Al sessantesimo piano Suzy comprese che per quel giorno non ce l’avrebbe fatta a salire più in alto. Sedette sulla poltrona di un dirigente (aveva gettato in un angolo le scarpe di coccodrillo, la camicia di seta e l’elegante completo grigio del dirigente) e dalla finestra osservò la città duecento metri più in basso. Le pareti erano tappezzate in pannelli di mogano, con infissi artistici di bronzo firmati Norman Rockwell. La ragazza aveva mangiato cracker con prosciutto e burro d’arachidi tolti dalla sua borsa, e bevuto da una bottiglia di acqua minerale Calistoga trovata nel ben fornito bar dell’ufficio.

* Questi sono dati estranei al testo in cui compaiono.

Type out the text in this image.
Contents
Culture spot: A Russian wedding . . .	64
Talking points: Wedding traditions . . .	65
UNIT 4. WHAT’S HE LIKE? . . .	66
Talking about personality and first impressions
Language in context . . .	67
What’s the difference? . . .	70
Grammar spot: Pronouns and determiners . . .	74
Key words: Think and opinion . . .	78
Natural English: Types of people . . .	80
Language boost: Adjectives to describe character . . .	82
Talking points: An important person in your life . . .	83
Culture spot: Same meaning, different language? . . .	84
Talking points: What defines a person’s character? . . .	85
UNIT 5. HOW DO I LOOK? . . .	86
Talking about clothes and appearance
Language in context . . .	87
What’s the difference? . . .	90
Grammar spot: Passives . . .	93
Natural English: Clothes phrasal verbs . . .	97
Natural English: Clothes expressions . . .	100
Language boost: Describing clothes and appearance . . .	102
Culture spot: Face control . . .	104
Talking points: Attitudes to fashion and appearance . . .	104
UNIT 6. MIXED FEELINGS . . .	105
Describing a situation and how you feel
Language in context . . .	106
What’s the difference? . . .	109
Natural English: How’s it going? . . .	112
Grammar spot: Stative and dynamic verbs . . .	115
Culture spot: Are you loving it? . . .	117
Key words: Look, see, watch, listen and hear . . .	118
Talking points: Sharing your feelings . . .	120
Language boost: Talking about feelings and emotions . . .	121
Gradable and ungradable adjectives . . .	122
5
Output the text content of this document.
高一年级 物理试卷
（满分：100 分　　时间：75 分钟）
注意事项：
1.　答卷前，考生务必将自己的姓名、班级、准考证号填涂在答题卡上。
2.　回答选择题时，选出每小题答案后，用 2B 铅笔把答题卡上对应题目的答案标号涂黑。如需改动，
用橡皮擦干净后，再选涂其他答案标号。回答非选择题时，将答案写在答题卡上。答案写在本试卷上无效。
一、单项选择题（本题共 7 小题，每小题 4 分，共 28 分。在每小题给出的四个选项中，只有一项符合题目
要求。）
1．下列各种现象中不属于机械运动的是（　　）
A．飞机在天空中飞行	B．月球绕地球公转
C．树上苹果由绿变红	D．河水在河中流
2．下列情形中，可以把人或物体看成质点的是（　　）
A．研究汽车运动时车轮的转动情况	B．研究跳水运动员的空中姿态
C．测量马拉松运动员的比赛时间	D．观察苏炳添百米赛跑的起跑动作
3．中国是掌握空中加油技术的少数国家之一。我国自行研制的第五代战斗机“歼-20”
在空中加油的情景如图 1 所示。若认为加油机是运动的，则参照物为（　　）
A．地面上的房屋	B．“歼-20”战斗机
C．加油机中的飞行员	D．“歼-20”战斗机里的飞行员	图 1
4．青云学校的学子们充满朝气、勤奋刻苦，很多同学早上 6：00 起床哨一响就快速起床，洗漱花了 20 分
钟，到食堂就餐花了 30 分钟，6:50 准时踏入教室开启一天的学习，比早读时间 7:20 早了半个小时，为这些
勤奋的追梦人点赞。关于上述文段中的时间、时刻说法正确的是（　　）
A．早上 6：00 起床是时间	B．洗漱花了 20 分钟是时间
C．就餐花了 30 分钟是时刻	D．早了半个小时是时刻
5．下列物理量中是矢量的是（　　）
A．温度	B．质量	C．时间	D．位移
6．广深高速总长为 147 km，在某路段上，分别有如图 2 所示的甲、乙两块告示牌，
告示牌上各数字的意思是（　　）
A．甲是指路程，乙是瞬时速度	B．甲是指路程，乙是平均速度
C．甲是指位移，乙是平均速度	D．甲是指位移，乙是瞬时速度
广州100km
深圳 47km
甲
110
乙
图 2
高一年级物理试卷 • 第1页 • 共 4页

Il piccolo telescopio montato sul davanzale le aveva dato un’ampia visuale del quartiere intorno a casa sua, ora coperto da uno spesso strato di sostanza color del cuoio, e di tutta la periferia a sud e ad est su cui aveva puntato lo strumento. Il fiume intorno a Governor’s Island non sembrava più composto da acqua. La corrente aveva l’aspetto di fanghiglia congelata, e strane onde semisolide s’allargavano in circolo a incontrare altre onde provenienti da Ellis Island e Liberty Island. Si sarebbe detta più sabbia scomposta che acqua, ma lei sapeva che il fiume non poteva essere diventato sabbia.